Becoming aware of ‘What if’ thoughts allows us to begin to reduce their impact on anxiety levels. A good way to do this is to set aside a number of 10-minute worry sessions throughout the day where you can write down all your ‘What if’ thoughts. Writing can be a good release and it helps to see the ‘What if’ thoughts on paper; illuminating their irrational and disorganized nature. This helps us identify these thoughts for what they are, fears, not reality.
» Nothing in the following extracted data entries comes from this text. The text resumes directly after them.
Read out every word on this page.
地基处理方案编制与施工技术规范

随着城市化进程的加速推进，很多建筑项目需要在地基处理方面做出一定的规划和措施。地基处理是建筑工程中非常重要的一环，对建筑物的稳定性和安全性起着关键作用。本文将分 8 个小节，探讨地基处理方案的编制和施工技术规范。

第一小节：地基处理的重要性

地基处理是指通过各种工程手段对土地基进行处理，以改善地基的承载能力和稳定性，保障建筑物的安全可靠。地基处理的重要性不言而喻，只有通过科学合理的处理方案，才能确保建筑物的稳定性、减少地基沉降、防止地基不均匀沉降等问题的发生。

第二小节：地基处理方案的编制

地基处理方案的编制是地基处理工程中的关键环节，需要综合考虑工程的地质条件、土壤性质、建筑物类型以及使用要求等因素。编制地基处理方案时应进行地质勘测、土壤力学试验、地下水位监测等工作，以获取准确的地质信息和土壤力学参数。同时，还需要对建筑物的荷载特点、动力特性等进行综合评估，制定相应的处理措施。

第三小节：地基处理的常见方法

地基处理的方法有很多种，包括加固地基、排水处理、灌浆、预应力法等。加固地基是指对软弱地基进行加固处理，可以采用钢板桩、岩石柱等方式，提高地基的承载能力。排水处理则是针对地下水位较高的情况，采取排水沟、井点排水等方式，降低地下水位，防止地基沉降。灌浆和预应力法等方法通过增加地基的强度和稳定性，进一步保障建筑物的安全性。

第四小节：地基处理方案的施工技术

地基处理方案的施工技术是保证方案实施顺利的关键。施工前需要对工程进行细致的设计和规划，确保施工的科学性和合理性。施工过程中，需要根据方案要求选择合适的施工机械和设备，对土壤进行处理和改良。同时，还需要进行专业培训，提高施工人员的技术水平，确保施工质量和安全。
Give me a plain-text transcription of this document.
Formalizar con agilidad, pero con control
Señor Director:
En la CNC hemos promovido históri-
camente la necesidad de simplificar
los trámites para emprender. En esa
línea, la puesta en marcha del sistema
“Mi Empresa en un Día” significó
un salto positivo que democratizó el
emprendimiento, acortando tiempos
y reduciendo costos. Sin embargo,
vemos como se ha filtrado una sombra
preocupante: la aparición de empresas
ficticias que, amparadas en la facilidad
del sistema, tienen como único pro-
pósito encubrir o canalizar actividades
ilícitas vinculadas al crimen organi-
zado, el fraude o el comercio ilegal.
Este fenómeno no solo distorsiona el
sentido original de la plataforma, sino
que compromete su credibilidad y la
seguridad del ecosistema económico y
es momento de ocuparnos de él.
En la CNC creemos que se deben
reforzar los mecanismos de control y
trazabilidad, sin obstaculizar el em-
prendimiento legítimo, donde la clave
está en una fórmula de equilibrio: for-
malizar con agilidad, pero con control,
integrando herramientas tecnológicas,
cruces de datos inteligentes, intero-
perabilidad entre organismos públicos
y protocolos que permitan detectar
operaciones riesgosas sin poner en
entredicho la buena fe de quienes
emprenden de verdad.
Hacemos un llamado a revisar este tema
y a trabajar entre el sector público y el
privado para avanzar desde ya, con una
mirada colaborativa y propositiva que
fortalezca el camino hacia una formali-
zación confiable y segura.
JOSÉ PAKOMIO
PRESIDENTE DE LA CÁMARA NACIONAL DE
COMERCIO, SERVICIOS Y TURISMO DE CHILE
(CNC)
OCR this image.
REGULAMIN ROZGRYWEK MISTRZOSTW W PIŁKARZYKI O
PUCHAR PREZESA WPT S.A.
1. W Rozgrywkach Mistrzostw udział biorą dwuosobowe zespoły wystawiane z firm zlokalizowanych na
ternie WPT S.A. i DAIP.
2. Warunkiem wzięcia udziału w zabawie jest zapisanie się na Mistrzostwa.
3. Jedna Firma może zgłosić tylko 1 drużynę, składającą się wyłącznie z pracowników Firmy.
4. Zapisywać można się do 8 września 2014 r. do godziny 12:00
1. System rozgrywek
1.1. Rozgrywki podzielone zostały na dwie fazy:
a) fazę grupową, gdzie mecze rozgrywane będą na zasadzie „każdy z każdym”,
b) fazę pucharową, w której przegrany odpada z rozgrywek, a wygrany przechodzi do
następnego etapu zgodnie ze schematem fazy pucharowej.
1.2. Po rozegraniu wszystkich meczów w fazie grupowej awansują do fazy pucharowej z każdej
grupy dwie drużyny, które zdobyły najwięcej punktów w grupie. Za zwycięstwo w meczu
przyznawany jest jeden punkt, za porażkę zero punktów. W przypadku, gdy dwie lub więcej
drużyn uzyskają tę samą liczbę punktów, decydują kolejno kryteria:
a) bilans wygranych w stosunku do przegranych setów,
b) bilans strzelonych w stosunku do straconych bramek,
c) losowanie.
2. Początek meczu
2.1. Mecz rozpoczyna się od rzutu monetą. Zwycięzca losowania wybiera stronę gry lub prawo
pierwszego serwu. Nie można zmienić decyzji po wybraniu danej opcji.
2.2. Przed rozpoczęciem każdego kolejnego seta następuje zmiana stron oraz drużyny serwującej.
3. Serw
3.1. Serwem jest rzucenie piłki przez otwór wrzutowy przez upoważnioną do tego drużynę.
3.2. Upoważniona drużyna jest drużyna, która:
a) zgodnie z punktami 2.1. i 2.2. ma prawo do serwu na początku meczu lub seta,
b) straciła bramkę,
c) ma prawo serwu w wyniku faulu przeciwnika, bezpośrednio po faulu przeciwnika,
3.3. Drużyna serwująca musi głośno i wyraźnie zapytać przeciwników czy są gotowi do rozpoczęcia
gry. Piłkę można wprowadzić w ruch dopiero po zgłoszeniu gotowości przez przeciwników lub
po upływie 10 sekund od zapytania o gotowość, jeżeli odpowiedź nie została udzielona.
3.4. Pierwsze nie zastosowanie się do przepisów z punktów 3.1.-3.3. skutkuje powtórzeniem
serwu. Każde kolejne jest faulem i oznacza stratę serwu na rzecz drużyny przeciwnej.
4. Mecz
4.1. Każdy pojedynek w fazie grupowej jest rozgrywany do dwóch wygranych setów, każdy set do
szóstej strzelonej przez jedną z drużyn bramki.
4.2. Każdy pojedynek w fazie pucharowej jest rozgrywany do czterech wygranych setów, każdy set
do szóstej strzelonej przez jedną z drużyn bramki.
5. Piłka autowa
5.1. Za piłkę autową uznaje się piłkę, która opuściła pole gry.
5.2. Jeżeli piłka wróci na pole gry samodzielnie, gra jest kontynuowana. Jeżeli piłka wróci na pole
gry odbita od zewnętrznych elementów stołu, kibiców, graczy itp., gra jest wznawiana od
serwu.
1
Holding onto the Hope and Help from Others

I watched two video blogs this week about young men suffering from severe depression who almost took their own lives. In both cases it was the intervention of someone else (a stranger, a friend) and their ability to offer acceptance and hope for the future that made them chose not die. One of the young men spoke about how he felt at the time: his feeling of being overwhelmed by a complete sense of failure, of shame; of ‘what we think we should be’ seeming so far removed from how he felt inside. It was through the acceptance and caring perseverance of his friend (who just kept on making sure he was around and available) that he came to realise that ‘it’s ok to be this way.’ For the other young man it was a stranger’s reassurance that ‘you’ll get through this, it’ll get better’ that made him reconsider. I was struck by what bravery they all demonstrated in the face of acute emotional turmoil.